Dès le début de la pandémie au printemps 2020, les États ont défini des indicateurs pour naviguer dans l’océan de données et orienter leurs décisions face à l’ampleur de la crise. L’un des facteurs retenus a vite été celui de l’occupation des lits de soins intensifs. L’objectif ultime était d’éviter leur surcharge, afin de ne pas avoir à prioriser les patients selon la gravité de leur état. C’est en tenant compte de cet indicateur majeur qu’ont été décidés confinements, interdictions de manifestations et autres fermetures des lieux publics, aussi bien durant la première que la deuxième vague.
Mais pouvait-on s’y fier? En Allemagne, on apprend en effet que des hôpitaux auraient délibérément fourni de fausses informations. Le nombre de lits libres indiqués était inférieur au nombre de lits réellement disponibles. C’est le résultat d’un nouveau rapport de la Cour fédérale des comptes, repris par des journaux allemands comme le tabloïd «Bild».
Indiquer un nombre de lits occupés plus important permettait en effet d’encaisser davantage de paiements compensatoires de la part de l’État.

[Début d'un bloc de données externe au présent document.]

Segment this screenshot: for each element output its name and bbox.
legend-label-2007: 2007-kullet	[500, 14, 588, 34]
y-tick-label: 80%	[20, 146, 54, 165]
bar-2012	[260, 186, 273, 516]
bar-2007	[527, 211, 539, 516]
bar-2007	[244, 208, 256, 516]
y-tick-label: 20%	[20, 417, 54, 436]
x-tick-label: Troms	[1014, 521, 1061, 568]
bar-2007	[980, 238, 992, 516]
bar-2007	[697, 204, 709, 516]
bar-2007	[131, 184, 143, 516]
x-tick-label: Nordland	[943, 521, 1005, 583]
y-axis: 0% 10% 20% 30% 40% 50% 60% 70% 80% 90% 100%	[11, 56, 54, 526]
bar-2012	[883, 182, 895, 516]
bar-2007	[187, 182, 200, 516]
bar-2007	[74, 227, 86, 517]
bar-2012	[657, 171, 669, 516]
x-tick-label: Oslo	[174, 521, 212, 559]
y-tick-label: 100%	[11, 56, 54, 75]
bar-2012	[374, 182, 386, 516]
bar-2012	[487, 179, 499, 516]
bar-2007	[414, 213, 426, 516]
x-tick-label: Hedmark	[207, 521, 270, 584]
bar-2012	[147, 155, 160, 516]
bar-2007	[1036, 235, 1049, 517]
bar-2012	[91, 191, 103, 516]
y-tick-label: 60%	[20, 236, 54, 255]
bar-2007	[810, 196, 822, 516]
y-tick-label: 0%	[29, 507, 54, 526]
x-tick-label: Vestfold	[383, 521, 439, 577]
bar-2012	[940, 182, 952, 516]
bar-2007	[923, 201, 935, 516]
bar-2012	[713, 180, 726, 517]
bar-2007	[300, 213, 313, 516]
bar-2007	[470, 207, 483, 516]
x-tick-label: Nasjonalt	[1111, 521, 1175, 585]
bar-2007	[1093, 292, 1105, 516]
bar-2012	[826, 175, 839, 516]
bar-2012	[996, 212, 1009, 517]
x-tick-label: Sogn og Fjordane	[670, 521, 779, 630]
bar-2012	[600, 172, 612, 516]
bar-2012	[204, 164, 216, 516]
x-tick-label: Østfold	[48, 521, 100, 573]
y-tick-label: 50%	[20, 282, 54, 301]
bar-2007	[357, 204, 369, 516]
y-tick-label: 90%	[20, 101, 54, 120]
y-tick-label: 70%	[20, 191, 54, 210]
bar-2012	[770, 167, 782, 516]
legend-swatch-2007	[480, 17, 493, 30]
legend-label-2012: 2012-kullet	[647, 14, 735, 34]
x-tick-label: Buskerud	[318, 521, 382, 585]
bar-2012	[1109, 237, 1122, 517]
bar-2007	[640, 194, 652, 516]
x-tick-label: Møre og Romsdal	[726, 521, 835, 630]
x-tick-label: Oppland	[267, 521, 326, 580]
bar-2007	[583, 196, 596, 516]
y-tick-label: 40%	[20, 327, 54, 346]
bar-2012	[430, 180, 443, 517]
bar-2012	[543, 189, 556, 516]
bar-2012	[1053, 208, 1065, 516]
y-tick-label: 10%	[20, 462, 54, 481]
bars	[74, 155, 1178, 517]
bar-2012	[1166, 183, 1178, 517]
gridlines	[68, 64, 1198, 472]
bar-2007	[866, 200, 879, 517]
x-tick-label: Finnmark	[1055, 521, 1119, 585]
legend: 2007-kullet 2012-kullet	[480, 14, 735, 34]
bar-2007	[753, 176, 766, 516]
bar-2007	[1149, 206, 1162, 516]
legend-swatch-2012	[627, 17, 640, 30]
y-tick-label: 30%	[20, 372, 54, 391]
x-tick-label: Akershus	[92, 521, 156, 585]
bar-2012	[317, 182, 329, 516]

En effet, l’État fédéral allemand avait décrété que dès novembre 2020, les hôpitaux d’un district avec un taux d’occupation de 75% des lits et une incidence au-delà de 50 recevraient des paiements compensatoires.

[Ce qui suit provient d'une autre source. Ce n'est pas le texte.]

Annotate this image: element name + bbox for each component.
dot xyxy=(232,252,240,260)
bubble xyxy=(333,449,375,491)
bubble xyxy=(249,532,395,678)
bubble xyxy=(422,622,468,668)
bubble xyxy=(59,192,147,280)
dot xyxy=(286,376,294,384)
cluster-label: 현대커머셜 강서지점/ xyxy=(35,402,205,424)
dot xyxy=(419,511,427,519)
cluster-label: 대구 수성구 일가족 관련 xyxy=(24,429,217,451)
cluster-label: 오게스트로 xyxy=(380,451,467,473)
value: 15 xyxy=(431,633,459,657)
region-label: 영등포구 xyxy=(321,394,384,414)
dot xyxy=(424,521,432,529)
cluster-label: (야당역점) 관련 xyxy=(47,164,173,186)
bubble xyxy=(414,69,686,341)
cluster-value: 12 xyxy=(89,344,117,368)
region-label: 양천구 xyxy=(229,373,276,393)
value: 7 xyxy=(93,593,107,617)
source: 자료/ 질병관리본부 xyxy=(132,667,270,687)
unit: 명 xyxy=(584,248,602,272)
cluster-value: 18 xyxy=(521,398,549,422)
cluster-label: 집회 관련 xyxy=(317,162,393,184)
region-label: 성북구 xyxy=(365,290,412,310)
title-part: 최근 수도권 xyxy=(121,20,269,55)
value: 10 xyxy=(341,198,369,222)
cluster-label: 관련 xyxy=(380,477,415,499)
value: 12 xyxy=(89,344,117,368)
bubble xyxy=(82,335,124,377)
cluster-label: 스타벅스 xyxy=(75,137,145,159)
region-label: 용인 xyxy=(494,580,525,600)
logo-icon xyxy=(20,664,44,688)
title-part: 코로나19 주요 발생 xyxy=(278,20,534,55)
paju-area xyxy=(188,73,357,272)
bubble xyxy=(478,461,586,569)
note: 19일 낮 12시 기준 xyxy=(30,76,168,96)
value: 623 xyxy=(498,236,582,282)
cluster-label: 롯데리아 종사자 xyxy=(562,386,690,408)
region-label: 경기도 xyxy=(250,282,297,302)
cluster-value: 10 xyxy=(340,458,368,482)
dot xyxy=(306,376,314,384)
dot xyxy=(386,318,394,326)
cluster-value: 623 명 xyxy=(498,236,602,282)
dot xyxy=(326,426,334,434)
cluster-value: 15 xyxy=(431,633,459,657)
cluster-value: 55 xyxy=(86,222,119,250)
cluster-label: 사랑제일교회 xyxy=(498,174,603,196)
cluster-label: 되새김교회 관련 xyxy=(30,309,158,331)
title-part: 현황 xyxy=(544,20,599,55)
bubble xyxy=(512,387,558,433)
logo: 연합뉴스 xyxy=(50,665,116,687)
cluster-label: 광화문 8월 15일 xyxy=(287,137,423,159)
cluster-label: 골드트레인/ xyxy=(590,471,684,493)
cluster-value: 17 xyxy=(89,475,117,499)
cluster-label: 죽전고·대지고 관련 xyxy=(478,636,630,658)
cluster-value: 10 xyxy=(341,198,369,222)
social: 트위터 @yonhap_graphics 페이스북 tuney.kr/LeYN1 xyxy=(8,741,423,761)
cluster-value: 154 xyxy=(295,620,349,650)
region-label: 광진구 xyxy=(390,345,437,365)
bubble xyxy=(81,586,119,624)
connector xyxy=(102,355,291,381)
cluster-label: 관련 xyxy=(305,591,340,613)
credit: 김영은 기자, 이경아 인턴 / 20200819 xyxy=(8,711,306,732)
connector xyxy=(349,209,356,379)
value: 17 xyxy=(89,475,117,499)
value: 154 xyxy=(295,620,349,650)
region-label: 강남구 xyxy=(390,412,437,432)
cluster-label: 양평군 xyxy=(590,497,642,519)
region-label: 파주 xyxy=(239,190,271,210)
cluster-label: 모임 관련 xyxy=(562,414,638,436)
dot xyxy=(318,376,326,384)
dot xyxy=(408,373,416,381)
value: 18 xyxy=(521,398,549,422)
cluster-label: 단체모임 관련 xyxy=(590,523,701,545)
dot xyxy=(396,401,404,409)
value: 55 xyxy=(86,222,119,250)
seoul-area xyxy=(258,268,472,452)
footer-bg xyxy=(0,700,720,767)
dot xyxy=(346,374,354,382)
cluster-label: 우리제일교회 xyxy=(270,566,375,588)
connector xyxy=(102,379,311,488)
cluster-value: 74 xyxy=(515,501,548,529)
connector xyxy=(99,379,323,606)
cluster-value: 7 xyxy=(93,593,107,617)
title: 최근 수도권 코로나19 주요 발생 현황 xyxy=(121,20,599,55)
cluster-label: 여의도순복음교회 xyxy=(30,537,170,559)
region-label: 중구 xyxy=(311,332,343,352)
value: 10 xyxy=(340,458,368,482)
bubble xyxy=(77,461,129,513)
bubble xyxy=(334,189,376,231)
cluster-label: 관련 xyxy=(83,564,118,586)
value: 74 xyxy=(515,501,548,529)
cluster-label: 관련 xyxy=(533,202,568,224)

Les chiffres, manipulés par certains hôpitaux, ont été communiqués à l’association de soins intensifs et de médecine d’urgence DIVI, qui à son tour publiait alors un aperçu de l’occupation des lits à l’échelle du pays entier. Ces aperçus ont enfin été utilisés par le gouvernement comme base de décision pour les mesures de gestion de la pandémie.
Le gouvernement fédéral était apparemment au courant
Par ailleurs, les hôpitaux ne perçoivent pas directement les indemnités. L’argent ruisselle d’abord du gouvernement fédéral aux Bundesländer, puis aux régions. Ce n’est qu’après que les paiements parviennent aux hôpitaux.
D’après la presse allemande, l’Institut Robert Koch (RKI) et le gouvernement fédéral étaient au courant de l’escroquerie. Dès le 11 janvier 2021, l’Institut aurait exprimé des soupçons dans une lettre adressée au ministère fédéral de la Santé que les hôpitaux fournissaient de fausses informations sur l’occupation de leurs départements de soins intensifs. La vue d’ensemble des lits libres n’était donc plus adaptée pour évaluer l’étendue de la pandémie. Pourtant, c’est exactement ce que le gouvernement a continué à faire. Des mesures telles que la «Bundesnotbremse», un ensemble de restrictions entrées en vigueur en avril, étaient basées entre autres sur le fait que les hôpitaux étaient surchargés.
Si le gouvernement n’a rien dit, il a néanmoins mis un terme en début d’année au règlement qui liait les paiements compensatoires aux chiffres d’occupation des soins intensifs. Le rapport du Contrôle fédéral des finances cité par le «Bild» indique que Berlin devrait demander aux hôpitaux et aux États de se justifier, si des demandes de compensation ostensiblement exagérées devaient être découvertes.